GO AFTER TERRORISTS: Pakistan's army pushes forward an intensive military operation, dubbed Zarb-e-Azb, in the country's North Waziristan tribal area. Launched on June 15, the Pakistan army claims that it has so far killed hundreds of militants (XINHUA/AP)
Following the ferocious terrorist attacks at the Jinnah International Airport in Pakistan's southern port city of Karachi on the night of June 8 that killed 19 people and injured 23 others, the Zarb-e-Azb operation was launched by the Pakistani army to wipe out terrorists, mainly Taliban and other militant extremists, in the country's North Waziristan on June 15. The Taliban attempted to destroy the airline system in Pakistan, of which Karachi is a hub airport, with more than 40 international airlines operating there.
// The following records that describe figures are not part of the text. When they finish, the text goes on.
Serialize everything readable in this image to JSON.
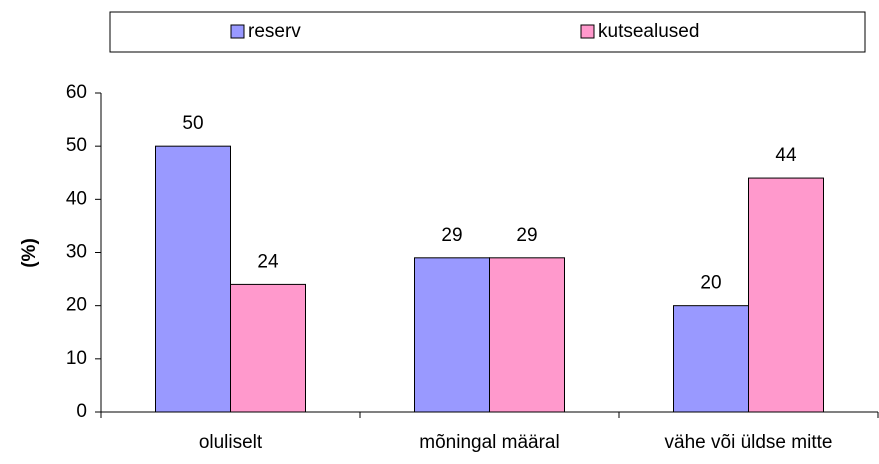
{
  "chart_data": {
    "type": "bar",
    "y_label": "(%)",
    "categories": [
      "oluliselt",
      "mõningal määral",
      "vähe või üldse mitte"
    ],
    "series": [
      {
        "name": "reserv",
        "color": "#9999ff",
        "values": [
          50,
          29,
          20
        ]
      },
      {
        "name": "kutsealused",
        "color": "#ff99cc",
        "values": [
          24,
          29,
          44
        ]
      }
    ],
    "ylim": [
      0,
      60
    ],
    "yticks": [
      0,
      10,
      20,
      30,
      40,
      50,
      60
    ],
    "grid": false,
    "legend": "top"
  }
}
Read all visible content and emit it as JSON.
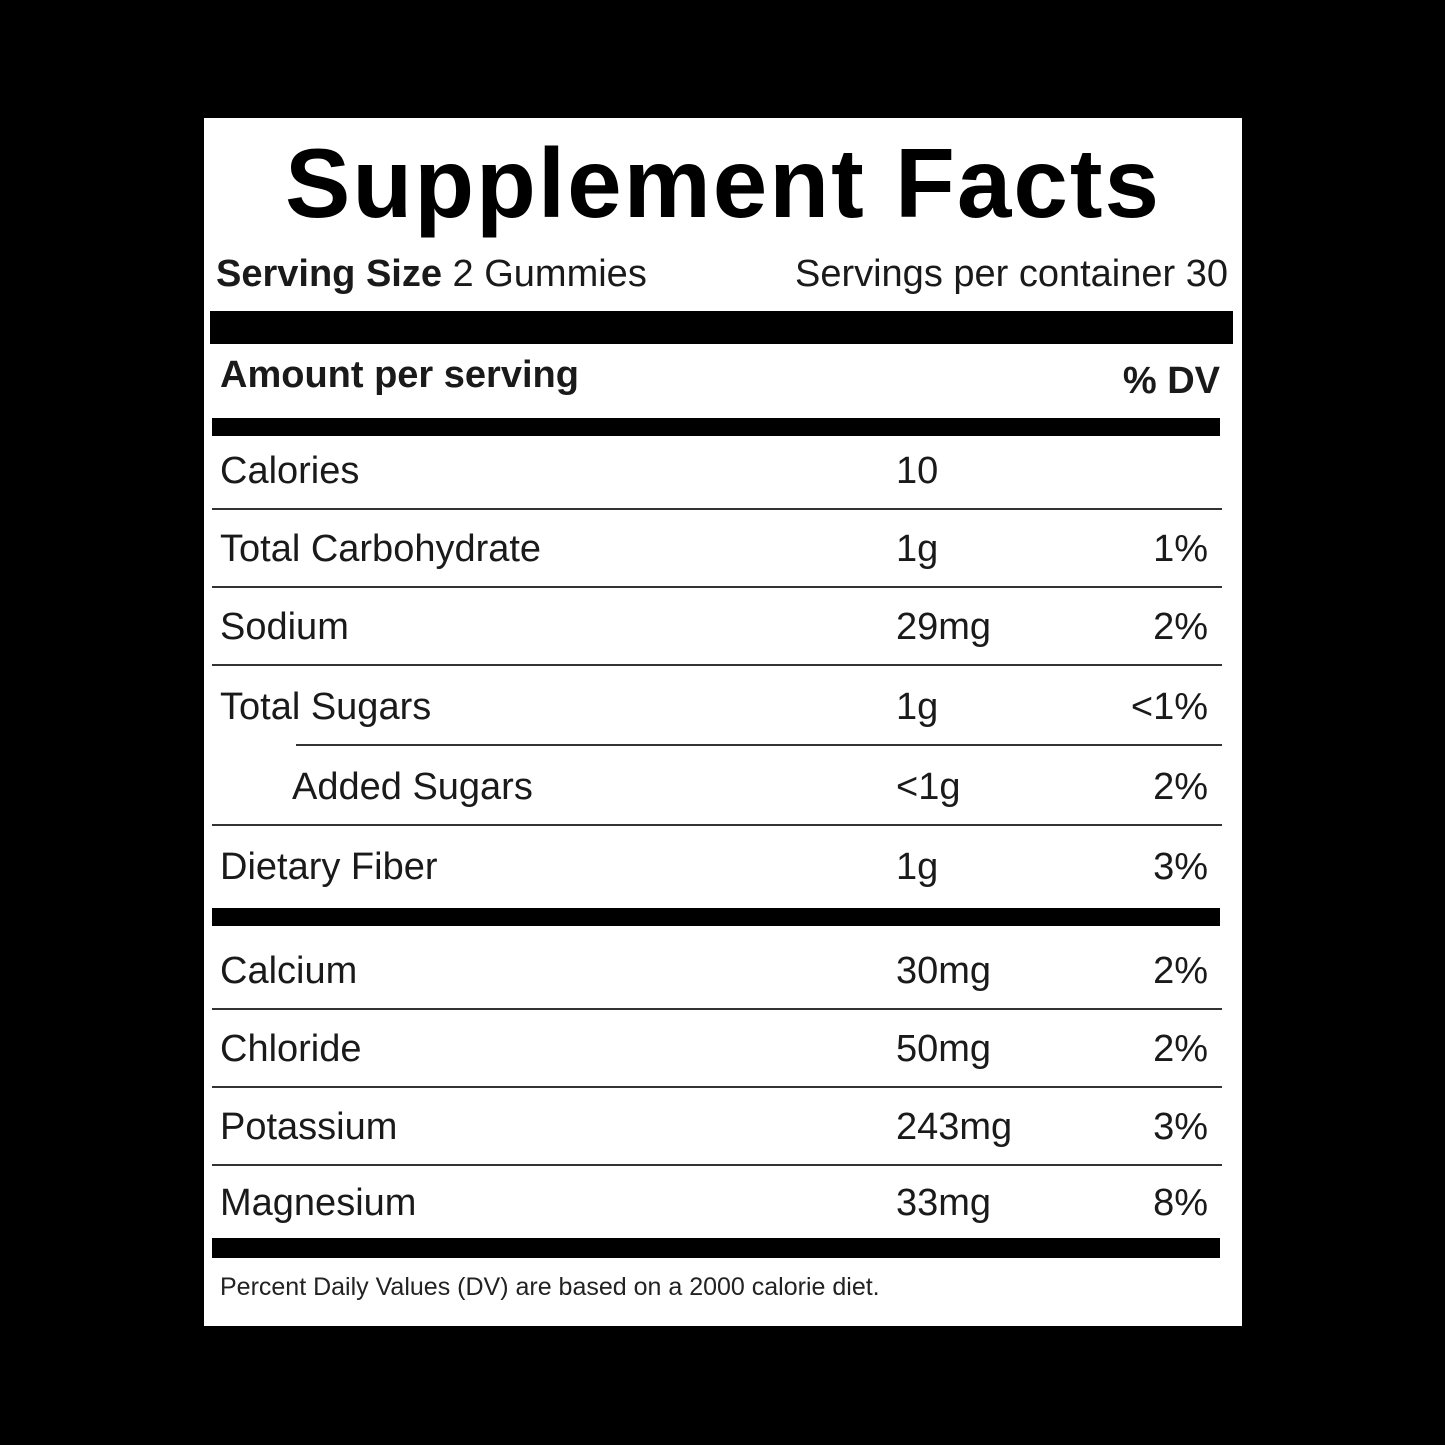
{
  "title": "Supplement Facts",
  "serving": {
    "size_label": "Serving Size",
    "size_value": "2 Gummies",
    "per_container": "Servings per container 30"
  },
  "header": {
    "amount_label": "Amount per serving",
    "dv_label": "% DV"
  },
  "rows": [
    {
      "name": "Calories",
      "amount": "10",
      "dv": ""
    },
    {
      "name": "Total Carbohydrate",
      "amount": "1g",
      "dv": "1%"
    },
    {
      "name": "Sodium",
      "amount": "29mg",
      "dv": "2%"
    },
    {
      "name": "Total Sugars",
      "amount": "1g",
      "dv": "<1%"
    },
    {
      "name": "Added Sugars",
      "amount": "<1g",
      "dv": "2%"
    },
    {
      "name": "Dietary Fiber",
      "amount": "1g",
      "dv": "3%"
    },
    {
      "name": "Calcium",
      "amount": "30mg",
      "dv": "2%"
    },
    {
      "name": "Chloride",
      "amount": "50mg",
      "dv": "2%"
    },
    {
      "name": "Potassium",
      "amount": "243mg",
      "dv": "3%"
    },
    {
      "name": "Magnesium",
      "amount": "33mg",
      "dv": "8%"
    }
  ],
  "footnote": "Percent Daily Values (DV) are based on a 2000 calorie diet."
}
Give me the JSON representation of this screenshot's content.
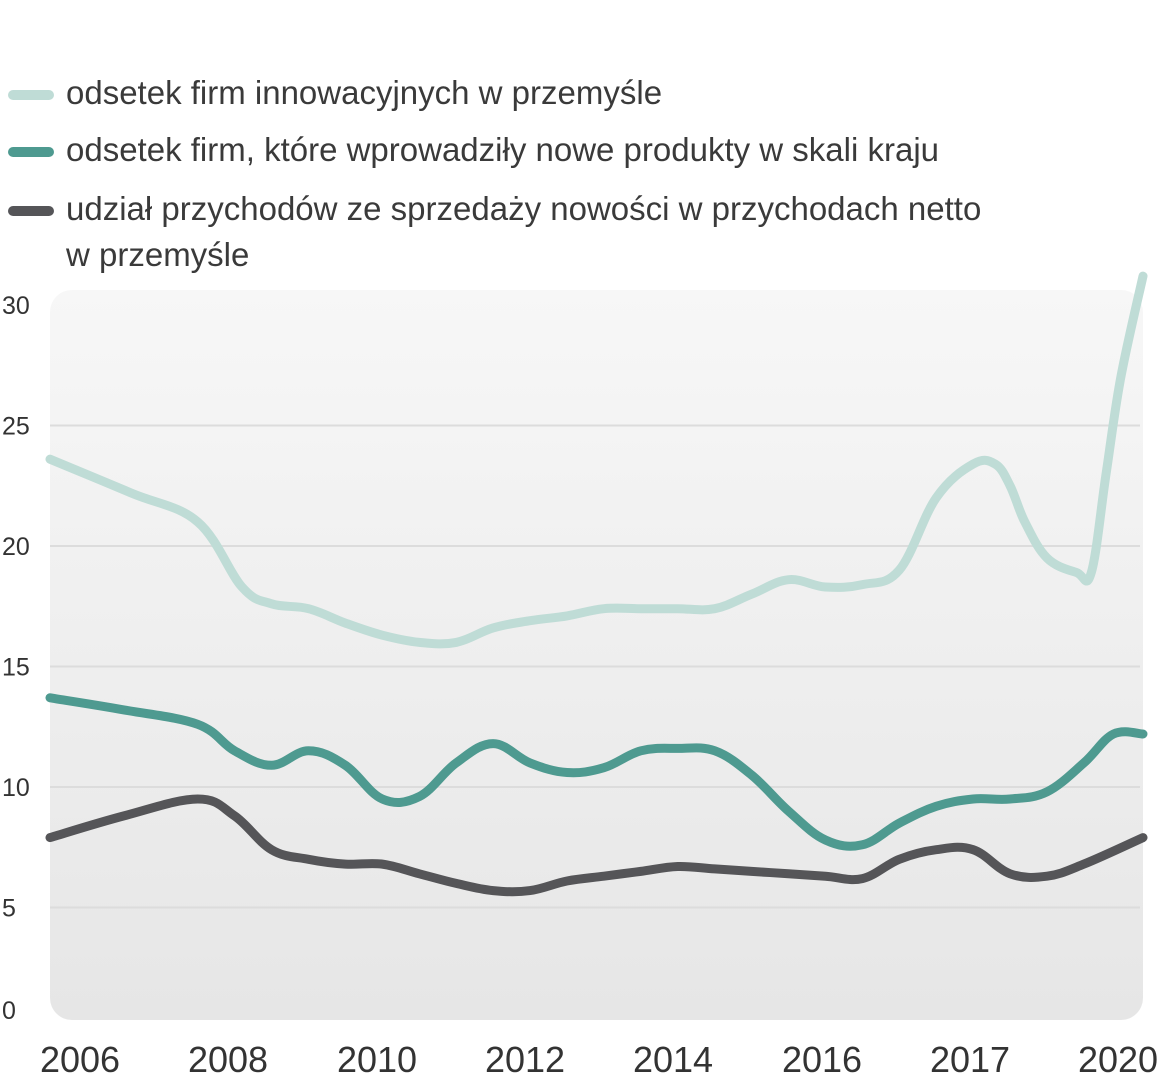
{
  "chart_data": {
    "type": "line",
    "title": "",
    "xlabel": "",
    "ylabel": "",
    "ylim": [
      0,
      30
    ],
    "yticks": [
      0,
      5,
      10,
      15,
      20,
      25,
      30
    ],
    "x_tick_labels": [
      "2006",
      "2008",
      "2010",
      "2012",
      "2014",
      "2016",
      "2017",
      "2020"
    ],
    "x_index_range": [
      0,
      14.8
    ],
    "series": [
      {
        "name": "odsetek firm innowacyjnych w przemyśle",
        "color": "#bfdcd6",
        "x": [
          0,
          1.1,
          2,
          2.6,
          3,
          3.5,
          4,
          4.5,
          5,
          5.5,
          6,
          6.5,
          7,
          7.5,
          8,
          8.5,
          9,
          9.5,
          10,
          10.5,
          11,
          11.5,
          12,
          12.5,
          12.8,
          13,
          13.2,
          13.5,
          13.9,
          14.1,
          14.3,
          14.5,
          14.8
        ],
        "values": [
          23.6,
          22.2,
          21.0,
          18.3,
          17.6,
          17.4,
          16.8,
          16.3,
          16.0,
          16.0,
          16.6,
          16.9,
          17.1,
          17.4,
          17.4,
          17.4,
          17.4,
          18.0,
          18.6,
          18.3,
          18.4,
          19.0,
          22.0,
          23.4,
          23.4,
          22.5,
          21.0,
          19.5,
          18.9,
          18.9,
          23.0,
          27.0,
          31.2
        ]
      },
      {
        "name": "odsetek firm, które wprowadziły nowe produkty w skali kraju",
        "color": "#4e9a90",
        "x": [
          0,
          1,
          2,
          2.5,
          3,
          3.5,
          4,
          4.5,
          5,
          5.5,
          6,
          6.5,
          7,
          7.5,
          8,
          8.5,
          9,
          9.5,
          10,
          10.5,
          11,
          11.5,
          12,
          12.5,
          13,
          13.5,
          14,
          14.4,
          14.8
        ],
        "values": [
          13.7,
          13.2,
          12.6,
          11.5,
          10.9,
          11.5,
          10.9,
          9.5,
          9.6,
          11.0,
          11.8,
          11.0,
          10.6,
          10.8,
          11.5,
          11.6,
          11.5,
          10.5,
          9.0,
          7.8,
          7.6,
          8.5,
          9.2,
          9.5,
          9.5,
          9.8,
          11.0,
          12.2,
          12.2
        ]
      },
      {
        "name": "udział przychodów ze sprzedaży nowości w przychodach netto w przemyśle",
        "color": "#555558",
        "x": [
          0,
          1,
          2,
          2.5,
          3,
          3.5,
          4,
          4.5,
          5,
          5.5,
          6,
          6.5,
          7,
          7.5,
          8,
          8.5,
          9,
          9.5,
          10,
          10.5,
          11,
          11.5,
          12,
          12.5,
          13,
          13.5,
          14,
          14.8
        ],
        "values": [
          7.9,
          8.8,
          9.5,
          8.8,
          7.4,
          7.0,
          6.8,
          6.8,
          6.4,
          6.0,
          5.7,
          5.7,
          6.1,
          6.3,
          6.5,
          6.7,
          6.6,
          6.5,
          6.4,
          6.3,
          6.2,
          7.0,
          7.4,
          7.4,
          6.4,
          6.3,
          6.8,
          7.9
        ]
      }
    ]
  }
}
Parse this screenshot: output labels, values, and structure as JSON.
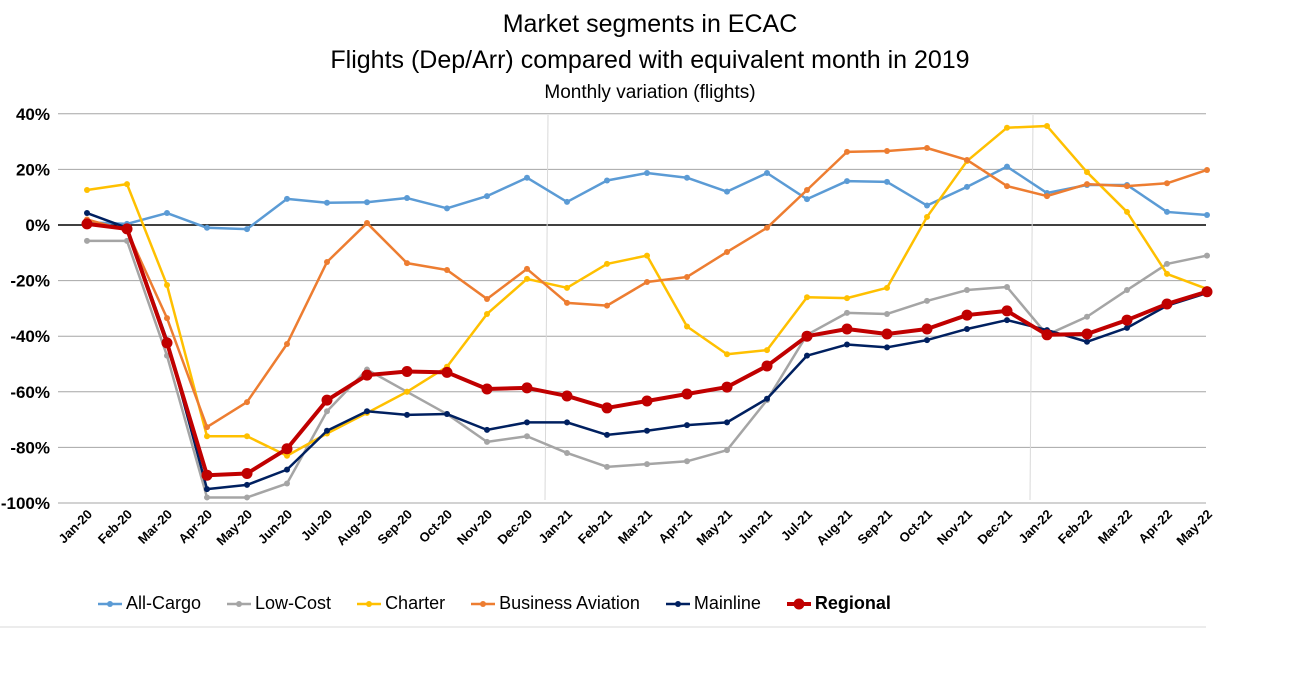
{
  "chart_data": {
    "type": "line",
    "title": "Market segments in ECAC",
    "subtitle": "Flights (Dep/Arr) compared with equivalent month in 2019",
    "subtitle2": "Monthly variation (flights)",
    "xlabel": "",
    "ylabel": "",
    "ylim": [
      -100,
      40
    ],
    "yticks": [
      "40%",
      "20%",
      "0%",
      "-20%",
      "-40%",
      "-60%",
      "-80%",
      "-100%"
    ],
    "ytick_values": [
      40,
      20,
      0,
      -20,
      -40,
      -60,
      -80,
      -100
    ],
    "grid": "horizontal",
    "legend": "bottom",
    "categories": [
      "Jan-20",
      "Feb-20",
      "Mar-20",
      "Apr-20",
      "May-20",
      "Jun-20",
      "Jul-20",
      "Aug-20",
      "Sep-20",
      "Oct-20",
      "Nov-20",
      "Dec-20",
      "Jan-21",
      "Feb-21",
      "Mar-21",
      "Apr-21",
      "May-21",
      "Jun-21",
      "Jul-21",
      "Aug-21",
      "Sep-21",
      "Oct-21",
      "Nov-21",
      "Dec-21",
      "Jan-22",
      "Feb-22",
      "Mar-22",
      "Apr-22",
      "May-22"
    ],
    "series": [
      {
        "name": "All-Cargo",
        "color": "#5B9BD5",
        "values": [
          1,
          0.4,
          4.3,
          -1,
          -1.5,
          9.4,
          8,
          8.2,
          9.7,
          6,
          10.4,
          17,
          8.3,
          16,
          18.7,
          17,
          12,
          18.7,
          9.3,
          15.8,
          15.5,
          7,
          13.7,
          21,
          11.5,
          14.4,
          14.4,
          4.7,
          3.6
        ]
      },
      {
        "name": "Low-Cost",
        "color": "#A5A5A5",
        "values": [
          -5.7,
          -5.7,
          -47,
          -98,
          -98,
          -93,
          -67,
          -52,
          -60,
          -68,
          -78,
          -76,
          -82,
          -87,
          -86,
          -85,
          -81,
          -63,
          -39.5,
          -31.6,
          -32,
          -27.3,
          -23.4,
          -22.3,
          -39.5,
          -33,
          -23.4,
          -14,
          -11
        ]
      },
      {
        "name": "Charter",
        "color": "#FFC000",
        "values": [
          12.6,
          14.7,
          -21.6,
          -76,
          -76,
          -83,
          -75,
          -67.6,
          -60,
          -51,
          -32,
          -19.4,
          -22.6,
          -14,
          -11,
          -36.5,
          -46.5,
          -45,
          -26,
          -26.3,
          -22.6,
          2.9,
          23,
          35,
          35.6,
          19,
          4.7,
          -17.6,
          -23
        ]
      },
      {
        "name": "Business Aviation",
        "color": "#ED7D31",
        "values": [
          2,
          -2,
          -33.5,
          -72.7,
          -63.7,
          -42.8,
          -13.3,
          0.7,
          -13.7,
          -16.2,
          -26.6,
          -15.8,
          -28,
          -29,
          -20.5,
          -18.7,
          -9.7,
          -1,
          12.6,
          26.3,
          26.6,
          27.7,
          23.4,
          14,
          10.4,
          14.7,
          14,
          15,
          19.8
        ]
      },
      {
        "name": "Mainline",
        "color": "#002060",
        "values": [
          4.3,
          -1,
          -41.4,
          -95,
          -93.5,
          -88,
          -74,
          -67,
          -68.3,
          -68,
          -73.7,
          -71,
          -71,
          -75.5,
          -74,
          -72,
          -71,
          -62.5,
          -47,
          -43,
          -44,
          -41.4,
          -37.4,
          -34.2,
          -37.8,
          -42,
          -37,
          -29,
          -24.5
        ]
      },
      {
        "name": "Regional",
        "color": "#C00000",
        "bold": true,
        "values": [
          0.4,
          -1.4,
          -42.4,
          -90,
          -89.4,
          -80.5,
          -63,
          -54,
          -52.7,
          -53,
          -59,
          -58.6,
          -61.5,
          -65.8,
          -63.3,
          -60.8,
          -58.3,
          -50.7,
          -40,
          -37.4,
          -39.2,
          -37.4,
          -32.4,
          -30.9,
          -39.5,
          -39.2,
          -34.2,
          -28.4,
          -24
        ]
      }
    ]
  }
}
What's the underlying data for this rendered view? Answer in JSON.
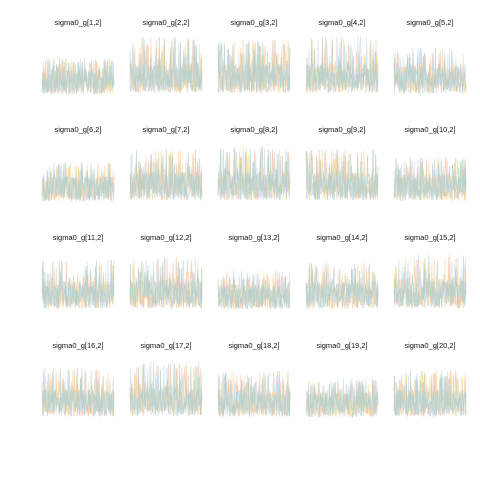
{
  "chart_data": {
    "type": "line",
    "title": "",
    "xlabel": "",
    "ylabel": "",
    "grid": false,
    "legend": "none",
    "axes_visible": false,
    "layout": {
      "rows": 4,
      "cols": 5
    },
    "chains": [
      {
        "color": "#f7c4a8"
      },
      {
        "color": "#fbd9a0"
      },
      {
        "color": "#c9dceb"
      },
      {
        "color": "#b6cfc7"
      }
    ],
    "panels": [
      {
        "title": "sigma0_g[1,2]",
        "spread": 0.55
      },
      {
        "title": "sigma0_g[2,2]",
        "spread": 0.95
      },
      {
        "title": "sigma0_g[3,2]",
        "spread": 0.9
      },
      {
        "title": "sigma0_g[4,2]",
        "spread": 0.95
      },
      {
        "title": "sigma0_g[5,2]",
        "spread": 0.75
      },
      {
        "title": "sigma0_g[6,2]",
        "spread": 0.6
      },
      {
        "title": "sigma0_g[7,2]",
        "spread": 0.85
      },
      {
        "title": "sigma0_g[8,2]",
        "spread": 0.9
      },
      {
        "title": "sigma0_g[9,2]",
        "spread": 0.85
      },
      {
        "title": "sigma0_g[10,2]",
        "spread": 0.7
      },
      {
        "title": "sigma0_g[11,2]",
        "spread": 0.8
      },
      {
        "title": "sigma0_g[12,2]",
        "spread": 0.85
      },
      {
        "title": "sigma0_g[13,2]",
        "spread": 0.6
      },
      {
        "title": "sigma0_g[14,2]",
        "spread": 0.75
      },
      {
        "title": "sigma0_g[15,2]",
        "spread": 0.9
      },
      {
        "title": "sigma0_g[16,2]",
        "spread": 0.8
      },
      {
        "title": "sigma0_g[17,2]",
        "spread": 0.9
      },
      {
        "title": "sigma0_g[18,2]",
        "spread": 0.75
      },
      {
        "title": "sigma0_g[19,2]",
        "spread": 0.6
      },
      {
        "title": "sigma0_g[20,2]",
        "spread": 0.75
      }
    ]
  }
}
"The operation is going smoothly as planned and there is no doubt that the terrorists have been surrounded. All those who surrender will be detained and all those who still choose to fight will be eliminated," Major General Asim Saleem Bajwa, director general of Inter Services Public Relations (ISPR), told Beijing Review after the initial stage of the military operation. "There is no doubt the state has a monopoly on the use of force and the upper hand here."
An iron fist on terrorism
Pakistan has long been under the specter of various terrorist attacks and has likely invested more in counter-terrorism than any other nation in the world.
In the past 10 years, the country has suffered around 50,000 civilian casualties and lost nearly 5,000 soldiers. About 14,000 soldiers have been injured, and the damage to infrastructure has been extensive.
Terrorist attacks are a continual concern in Pakistan, particularly when it comes to foreign investments within the country. Militant groups are not just operating in tribal areas, but also in urban centers. With multinational corporations pulling out of the country, canceling funds, and delaying talk of future business opportunities, a financial loss of around $100 billion has been incurred in the past decade or so due to security concerns.
The Pakistani Government is thus willing to take forceful military action to eliminate, if not entirely then at least substantially, the militant elements that remain not only along the border area, but also within urban centers.
Current military operations target the Taliban and other militant groups settled in tribal areas, particularly in North Waziristan. The country's political leadership intends to carry out a series of dialogues with the militants, though talks thus far have been fruitless and led nowhere. Thus, the current operation against militants is being carried out in the hopes that terrorists will have a decidedly looser hold over Pakistan in the future.
This is truly a war of different nature, as the enemies hide among the masses; militant elements regularly infiltrate large urban areas. These groups operate insidiously. No absolute security can be guaranteed at present, but the Pakistani Government has taken serious measures to curb terrorist attacks. The army is now granted the control of security, with forces patrolling larger cities like Islamabad, Karachi and Lahore.
"They (terrorists) pick up arms here and wage terror everywhere. We will not let anyone do this inside Pakistan. We want them to leave or we'll have to kill them," said Major General Bajwa.
"We know they can come and attack innocent people, but we are ready for them. We've already paid such a high price. We are willing to pay more, but only to eliminate them once and for all."